Barack Obama, l'arroseur arrosé

Publié le 01/08/2011 à 11:28

Barack Obama, l'arroseur arrosé

Publié le 01/08/2011 à 11:28

Par La Presse Canadienne

Le compromis sur la dette américaine est présenté comme un succès, aussi bien par le camp démocrate du président Obama que par l'opposition républicaine, mais la réalité est que ce plafond n'a jamais vraiment existé. Il a déjà été relevé 78 fois depuis 1960 sans résoudre le véritable problème: l'endettement.

Chaque fois que le plafond de la dette des États-Unis a été atteint, il a été repoussé, forçant le Congrès à voter des mesures impopulaires, sans toutefois jamais prendre celles qui permettraient réellement de réduire les dépenses de l'État fédéral, d'augmenter ses recettes et d'équilibrer le budget.

Il est plus facile de tempêter contre la dette que de la maîtriser et la classe politique rejoue inlassablement la même scène. Cette fois cependant, les clivages sont plus marqués en raison de la radicalisation des positions, non seulement entre démocrates et républicains mais aussi avec l'apparition au Congrès d'une frange plus "dure" des conservateurs, celle du mouvement du Tea-Party, qui compte environ 80 élus et exclut tout compromis, surtout à l'approche de la présidentielle de 2012 et de la candidature annoncée du chef de l'État à sa propre succession.

Toute l'hypocrisie du processus a été résumée par un témoin qui s'y prêta en son temps: Barack Obama.
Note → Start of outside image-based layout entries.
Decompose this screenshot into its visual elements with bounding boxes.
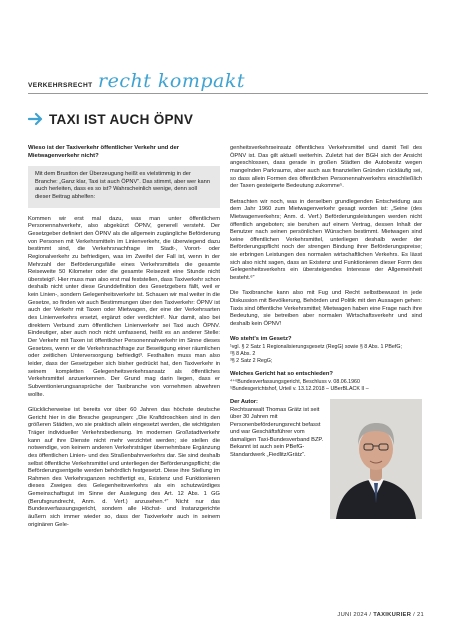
header-divider: [28, 93, 428, 94]
left-column: [28, 145, 220, 537]
law-references: [230, 336, 422, 365]
author-bio: [230, 399, 328, 519]
page-footer: JUNI 2024 / TAXIKURIER / 21: [337, 612, 424, 618]
arrow-right-icon: [28, 112, 44, 126]
footnote: ²§ 8 Abs. 2: [230, 351, 256, 358]
body-paragraph: Betrachten wir noch, was in derselben grundlegenden Entscheidung aus dem Jahr 1960 zum Mietwagenverkehr gesagt worden ist: „Seine (des Mietwagenverkehrs; Anm. d. Verf.) Beförderungsleistungen werden nicht öffentlich angeboten; sie beruhen auf einem Vertrag, dessen Inhalt der Benutzer nach seinen persönlichen Wünschen bestimmt. Mietwagen sind keine öffentlichen Verkehrsmittel, unterliegen deshalb weder der Beförderungspflicht noch der strengen Bindung ihrer Beförderungspreise; sie erbringen Leistungen des normalen wirtschaftlichen Verkehrs. Es lässt sich also nicht sagen, dass an Existenz und Funktionieren dieser Form des Gelegenheitsverkehrs ein übersteigendes Interesse der Allgemeinheit besteht.⁶“: [230, 198, 422, 282]
body-paragraph: Die Taxibranche kann also mit Fug und Recht selbstbewusst in jede Diskussion mit Bevölkerung, Behörden und Politik mit den Aussagen gehen: Taxis sind öffentliche Verkehrsmittel; Mietwagen haben eine Frage nach ihre Bedeutung, sie betreiben aber normalen Wirtschaftsverkehr und sind deshalb kein ÖPNV!: [230, 290, 422, 327]
footnote: ¹vgl. § 2 Satz 1 Regionalisierungsgesetz (RegG) sowie § 8 Abs. 1 PBefG;: [230, 343, 402, 350]
author-description: Rechtsanwalt Thomas Grätz ist seit über 30 Jahren mit Personenbeförderungsrecht befasst und war Geschäftsführer vom damaligen Taxi-Bundesverband BZP. Bekannt ist auch sein PBefG-Standardwerk „Fiedlitz/Grätz“.: [230, 406, 324, 458]
section-header: [28, 70, 428, 94]
author-box: [230, 399, 422, 519]
article-title: TAXI IST AUCH ÖPNV: [49, 111, 194, 127]
footer-magazine: TAXIKURIER: [373, 612, 412, 618]
article-title-row: [28, 109, 193, 129]
footnote: ³§ 2 Satz 2 RegG;: [230, 358, 273, 365]
author-label: Der Autor:: [230, 399, 258, 406]
right-column: [230, 145, 422, 519]
section-label: VERKEHRSRECHT: [28, 82, 93, 89]
body-paragraph: genheitsverkehrseinsatz öffentliches Verkehrsmittel und damit Teil des ÖPNV ist. Das gilt aktuell weiterhin. Zuletzt hat der BGH sich der Ansicht angeschlossen, dass gerade in großen Städten die Autobesitz wegen mangelnden Parkraums, aber auch aus finanziellen Gründen rückläufig sei, so dass allein Formen des öffentlichen Personennahverkehrs einschließlich der Taxen gesteigerte Bedeutung zukomme⁵.: [230, 145, 422, 190]
footnote: ⁵Bundesgerichtshof, Urteil v. 13.12.2018 – UBerBLACK II –: [230, 386, 369, 393]
page-number: 21: [416, 612, 424, 618]
portrait-photo: [330, 399, 422, 519]
court-references: [230, 371, 422, 393]
footnote: ⁴⁺⁶Bundesverfassungsgericht, Beschluss v. 08.06.1960: [230, 379, 360, 386]
law-heading: Wo steht's im Gesetz?: [230, 336, 292, 343]
body-paragraph: Glücklicherweise ist bereits vor über 60 Jahren das höchste deutsche Gericht hier in die Bresche gesprungen: „Die Kraftdroschken sind in den größeren Städten, wo sie praktisch allein eingesetzt werden, die wichtigsten Träger individueller Verkehrsbedienung. Im modernen Großstadtverkehr kann auf ihre Dienste nicht mehr verzichtet werden; sie stellen die notwendige, von keinem anderen Verkehrsträger übernehmbare Ergänzung des öffentlichen Linien- und des Straßenbahnverkehrs dar. Sie sind deshalb selbst öffentliche Verkehrsmittel und unterliegen der Beförderungspflicht; die Beförderungsentgelte werden behördlich festgesetzt. Diese ihre Stellung im Rahmen des Verkehrsganzen rechtfertigt es, Existenz und Funktionieren dieses Zweiges des Gelegenheitsverkehrs als ein schutzwürdiges Gemeinschaftsgut im Sinne der Auslegung des Art. 12 Abs. 1 GG (Berufsgrundrecht, Anm. d. Verf.) anzusehen.⁴“ Nicht nur das Bundesverfassungsgericht, sondern alle Höchst- und Instanzgerichte äußern sich immer wieder so, dass der Taxiverkehr auch in seinem originären Gele-: [28, 406, 220, 528]
author-photo: [330, 399, 422, 519]
court-heading: Welches Gericht hat so entschieden?: [230, 371, 333, 378]
lead-question: Wieso ist der Taxiverkehr öffentlicher Verkehr und der Mietwagenverkehr nicht?: [28, 145, 180, 159]
body-paragraph: Kommen wir erst mal dazu, was man unter öffentlichem Personennahverkehr, also abgekürzt ÖPNV, generell versteht. Der Gesetzgeber definiert den ÖPNV als die allgemein zugängliche Beförderung von Personen mit Verkehrsmitteln im Linienverkehr, die überwiegend dazu bestimmt sind, die Verkehrsnachfrage im Stadt-, Vorort- oder Regionalverkehr zu befriedigen, was im Zweifel der Fall ist, wenn in der Mehrzahl der Beförderungsfälle eines Verkehrsmittels die gesamte Reiseweite 50 Kilometer oder die gesamte Reisezeit eine Stunde nicht übersteigt¹. Hier muss man also erst mal feststellen, dass Taxiverkehr schon deshalb nicht unter diese Grunddefinition des Gesetzgebers fällt, weil er kein Linien-, sondern Gelegenheitsverkehr ist. Schauen wir mal weiter in die Gesetze, so finden wir auch Bestimmungen über den Taxiverkehr: ÖPNV ist auch der Verkehr mit Taxen oder Mietwagen, der eine der Verkehrsarten des Linienverkehrs ersetzt, ergänzt oder verdichtet². Nur damit, also bei direktem Verbund zum öffentlichen Linienverkehr sei Taxi auch ÖPNV. Eindeutiger, aber auch noch nicht umfassend, heißt es an anderer Stelle: Der Verkehr mit Taxen ist öffentlicher Personennahverkehr im Sinne dieses Gesetzes, wenn er die Verkehrsnachfrage zur Beseitigung einer räumlichen oder zeitlichen Unterversorgung befriedigt³. Festhalten muss man also leider, dass der Gesetzgeber sich bisher gedrückt hat, den Taxiverkehr in seinem kompletten Gelegenheitsverkehrsansatz als öffentliches Verkehrsmittel anzuerkennen. Der Grund mag darin liegen, dass er Subventionierungsansprüche der Taxibranche von vornehmen abwehren wollte.: [28, 215, 220, 398]
footer-issue: JUNI 2024: [337, 612, 368, 618]
section-script-title: recht kompakt: [98, 70, 245, 92]
lead-box: Mit dem Brustton der Überzeugung heißt es vielstimmig in der Branche: „Ganz klar, Taxi ist auch ÖPNV“. Das stimmt, aber wer kann auch herleiten, dass es so ist? Wahrscheinlich wenige, denn soll dieser Beitrag abhelfen:: [28, 166, 220, 207]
En 2006, ce jeune sénateur démocrate de Chicago (Illinois) avait voté contre le relèvement du plafond de l'endettement demandé par le président en exercice, le républicain George W. Bush.

À l'époque, il avait qualifié le procédé de "signe d'échec des dirigeants", respectant la tradition qui veut que l'on rejette la faute sur le chef de la Maison Blanche, quand bien même c'est le Congrès qui vote les dépenses à l'origine des déficits, laissant les présidents éviter le défaut de paiement. Barack Obama fait désormais figure d'arroseur arrosé.
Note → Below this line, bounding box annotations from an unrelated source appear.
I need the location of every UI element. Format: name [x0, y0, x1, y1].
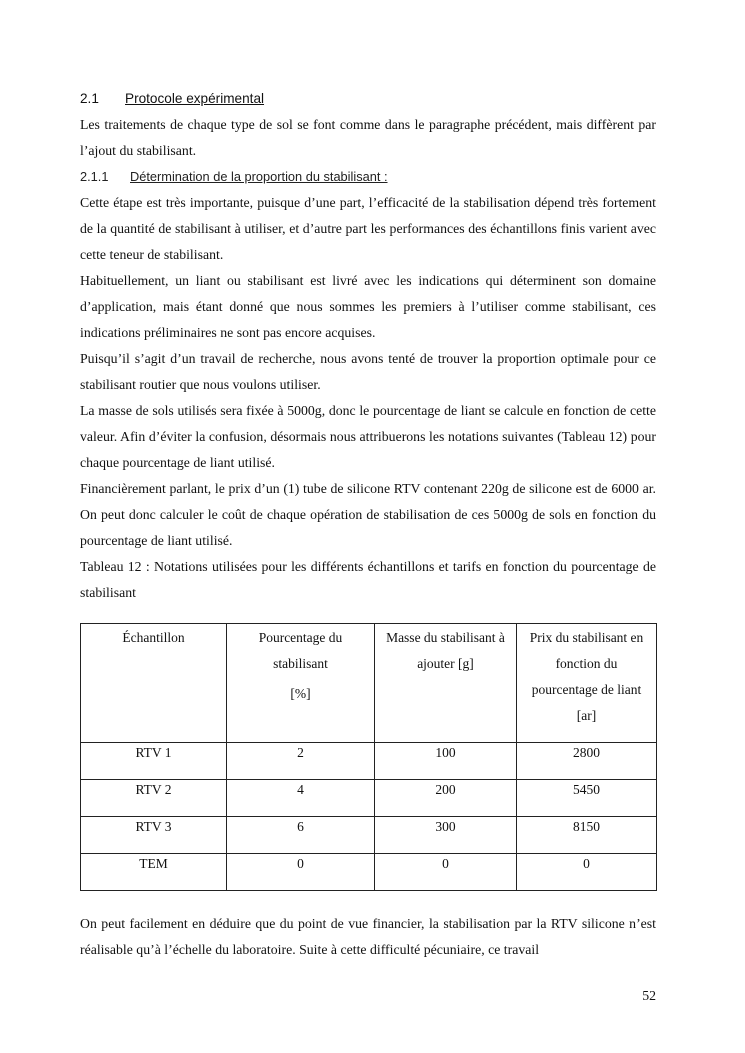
cell-percentage: 2 — [227, 743, 375, 780]
intro-paragraph: Les traitements de chaque type de sol se font comme dans le paragraphe précédent, mais diffèrent par l’ajout du stabilisant. — [80, 117, 656, 158]
conclusion-paragraph: On peut facilement en déduire que du point de vue financier, la stabilisation par la RTV silicone n’est réalisable qu’à l’échelle du laboratoire. Suite à cette difficulté pécuniaire, ce travail — [80, 916, 656, 957]
header-percentage-unit: [%] — [290, 686, 311, 701]
table-caption: Tableau 12 : Notations utilisées pour les différents échantillons et tarifs en fonction du pourcentage de stabilisant — [80, 559, 656, 600]
header-sample: Échantillon — [81, 624, 227, 743]
cell-percentage: 4 — [227, 780, 375, 817]
paragraph: Puisqu’il s’agit d’un travail de recherche, nous avons tenté de trouver la proportion optimale pour ce stabilisant routier que nous voulons utiliser. — [80, 351, 656, 392]
cell-percentage: 0 — [227, 854, 375, 891]
subsection-heading — [80, 164, 656, 190]
section-title: Protocole expérimental — [125, 91, 265, 106]
section-number: 2.1 — [80, 91, 99, 106]
cell-mass: 0 — [375, 854, 517, 891]
paragraph: Financièrement parlant, le prix d’un (1) tube de silicone RTV contenant 220g de silicone est de 6000 ar. On peut donc calculer le coût de chaque opération de stabilisation de ces 5000g de sols en fonction du pourcentage de liant utilisé. — [80, 481, 656, 548]
cell-percentage: 6 — [227, 817, 375, 854]
subsection-title: Détermination de la proportion du stabilisant : — [130, 169, 388, 184]
table-row — [81, 780, 657, 817]
paragraph: Cette étape est très importante, puisque d’une part, l’efficacité de la stabilisation dépend très fortement de la quantité de stabilisant à utiliser, et d’autre part les performances des échantillons finis varient avec cette teneur de stabilisant. — [80, 195, 656, 262]
cell-price: 0 — [517, 854, 657, 891]
cell-sample: RTV 1 — [81, 743, 227, 780]
table-header-row — [81, 624, 657, 743]
subsection-number: 2.1.1 — [80, 169, 109, 184]
cell-mass: 100 — [375, 743, 517, 780]
notation-table — [80, 623, 657, 891]
header-price: Prix du stabilisant en fonction du pourcentage de liant [ar] — [517, 624, 657, 743]
section-heading — [80, 86, 656, 112]
header-mass: Masse du stabilisant à ajouter [g] — [375, 624, 517, 743]
document-page — [80, 86, 656, 963]
cell-mass: 200 — [375, 780, 517, 817]
page-number: 52 — [642, 988, 656, 1003]
cell-sample: TEM — [81, 854, 227, 891]
header-percentage: Pourcentage du stabilisant [%] — [227, 624, 375, 743]
paragraph: Habituellement, un liant ou stabilisant est livré avec les indications qui déterminent son domaine d’application, mais étant donné que nous sommes les premiers à l’utiliser comme stabilisant, ces indications préliminaires ne sont pas encore acquises. — [80, 273, 656, 340]
table-row — [81, 817, 657, 854]
cell-sample: RTV 3 — [81, 817, 227, 854]
cell-sample: RTV 2 — [81, 780, 227, 817]
cell-price: 2800 — [517, 743, 657, 780]
table-row — [81, 743, 657, 780]
cell-mass: 300 — [375, 817, 517, 854]
table-row — [81, 854, 657, 891]
cell-price: 8150 — [517, 817, 657, 854]
paragraph: La masse de sols utilisés sera fixée à 5000g, donc le pourcentage de liant se calcule en fonction de cette valeur. Afin d’éviter la confusion, désormais nous attribuerons les notations suivantes (Tableau 12) pour chaque pourcentage de liant utilisé. — [80, 403, 656, 470]
cell-price: 5450 — [517, 780, 657, 817]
"Quand vous êtes sénateur (...) c'est toujours un mauvais vote, reconnaissait-il dans un entretien à l'Associated Press le 15 mai. Personne n'aime être étiqueté comme celui qui a augmenté la limite de l'endettement (...) mais en tant que président, on ne peut pas jouer avec ça". Et de reconnaître son erreur de 2006, y voyant "simplement l'exemple d'un nouveau sénateur qui fait un vote politique au lieu de faire ce qui est important pour le pays".